If you want to know something about scholarly activism and indigenous communities, the office of David Martinez would be a good place to start.
It’s the collective home of every book ever nominated for the Labriola Center American Indian National Book Award, now in its 10th year. (Check out a full list of Labriola book award winners.)
As chair of the selection committee, Martinez has literally surrounded himself with a decade’s worth of research — as many as 200 books — by indigenous scholars, Native and non-Native, around issues of environmental justice, sexual violence, historical representation and tribal sovereignty.
“We get anywhere from 12 to 20 nominees each year,” said Martinez, an Arizona State University associate professor of American Indian studies, who was recruited in 2008 by ASU Foundation Professor Donald Fixico and Regents’ Professor Peter Iverson to create a distinguished book award that honored scholarship in American Indian history and related fields.
At the time, there were few book awards within American Indian studies, but this has changed. From year to year, Martinez has seen a notable increase in opportunities for indigenous people-focused projects.
“Now more than ever, American Indian studies is relevant to the national discussion on democracy, which has come under assault. Nobody knows that better than tribal communities who have not always had their voices heard or counted toward policy decisions made on their behalf,” he said. “This is a time to pay attention to those voices.”
On the importance of visiting
Criteria for the Labriola book award emphasizes that the research be developed out of a meaningful relationship with the community on which it’s focused.
“The research must serve some need the community has, as opposed to research for the sake of research,” said Martinez, explaining that the idea stems from “our own intellectual history” — a standard set by Vine Deloria Jr., in his “Indian Manifesto” ("Custer Died For Your Sins," 1969), in which he criticized the social sciences for generating research that didn’t do the communities any good. “His belief was that work on Native communities must also work for Native communities.”
Deloria’s philosophy of socially embedded, use-inspired research — certainly a driving force at ASU — guided the work of Elizabeth Hoover in her 2017 book, "The River is in Us: Fighting Toxics in a Mohawk Community," this year’s winner of the Labriola award.
Hoover said the book came out of “kitchen-table conversations” with friends, workers, leaders and scientists in the remarkable upstate New York Mohawk community of Akwesasne, along the St. Lawrence River, who partnered up to develop grass-roots programs aimed at fighting environmental contamination and the threats it posed to their land, health and culture.
“There is something to be said for the importance of visiting and how it can impact a project,” said Hoover, the Manning Assistant Professor of American Studies at Brown University. “These slow-simmering conversations gave me the impetus for wanting to look at these health studies and how people were responding to them. I had friends working in a gardening group who made me want to think more about the impact of food and the way that contamination has these collateral impacts as well, such as concerns over exposure that cause people to avoid food.”
Hoover, the fourth consecutive Native American woman to receive the Labriola book award, says she wants people to find her work useful and for other Native communities to see what Akwesasne has accomplished.
“I want people to have this information and for other people to be inspired by this work, including scientists,” she added. “Some have written me to say they’re thinking about their work in a different way now.”
‘An ongoing awareness’
Martinez said Hoover’s book is an elegant example of a project that brings together the best in indigenous scholarship with the real-world needs of the community.

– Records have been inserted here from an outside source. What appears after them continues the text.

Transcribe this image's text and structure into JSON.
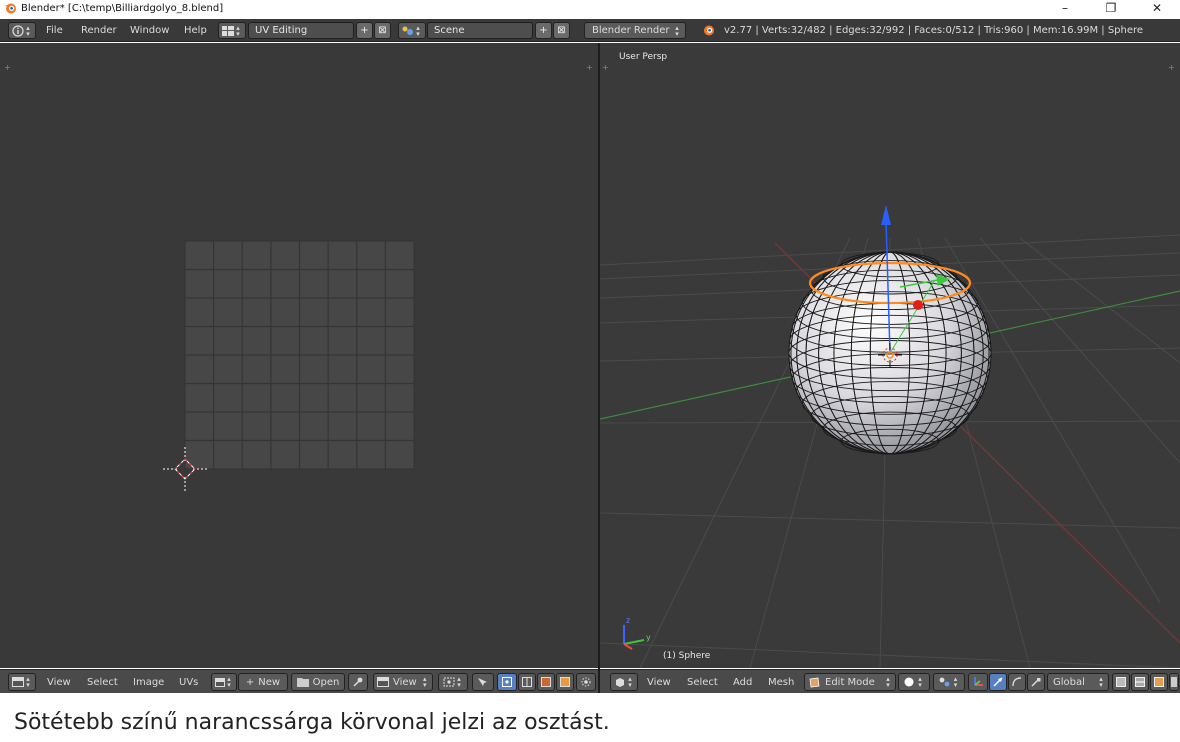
{
  "window": {
    "title": "Blender* [C:\\temp\\Billiardgolyo_8.blend]",
    "controls": [
      "–",
      "❐",
      "✕"
    ]
  },
  "info_header": {
    "menus": [
      "File",
      "Render",
      "Window",
      "Help"
    ],
    "layout": "UV Editing",
    "scene": "Scene",
    "engine": "Blender Render",
    "stats": "v2.77 | Verts:32/482 | Edges:32/992 | Faces:0/512 | Tris:960 | Mem:16.99M | Sphere"
  },
  "uv_editor": {
    "menus": [
      "View",
      "Select",
      "Image",
      "UVs"
    ],
    "new_label": "New",
    "open_label": "Open",
    "view_label": "View",
    "grid_size": 8
  },
  "viewport": {
    "view_name": "User Persp",
    "object_label": "(1) Sphere",
    "menus": [
      "View",
      "Select",
      "Add",
      "Mesh"
    ],
    "mode": "Edit Mode",
    "orientation": "Global",
    "axis_x": "y",
    "axis_z": "z"
  },
  "caption": "Sötétebb színű narancssárga körvonal jelzi az osztást.",
  "colors": {
    "selection": "#ff8a1e",
    "x_axis": "#ff3232",
    "y_axis": "#3cc83c",
    "z_axis": "#2860ff"
  }
}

“Hoover is becoming one of the leading figures on the issues of food sovereignty and environmental justice for American Indians,” he said. “In the next five to 10 years, her work will be as important as Winona LaDuke’s.”
For most people, environmental crises emerged in the 1960s — but from an American Indian perspective, tribes have been deeply concerned about the impact of development on the environment since the first settlers appeared.
“The diverting of rivers and streams, the changing of non-farm land into farm land, the impact of mining and the railroads — Native people have always been alarmed by what’s going on,” Martinez said. “Hoover’s book represents an ongoing awareness among American Indians that the development that has been occurring in their lands since the time of colonialism has been creating this ever-going environmental crisis.”
In the face of such crises, the books that practically spill over the shelves of Martinez’s office are proof of indigenous resilience and, more importantly, resistance.
“It’s one thing to overcome the hardships that come with living in a colonial system,” Martinez said. “It’s another thing for those tribes to enact a political agenda that rebels against power and brings about real change.”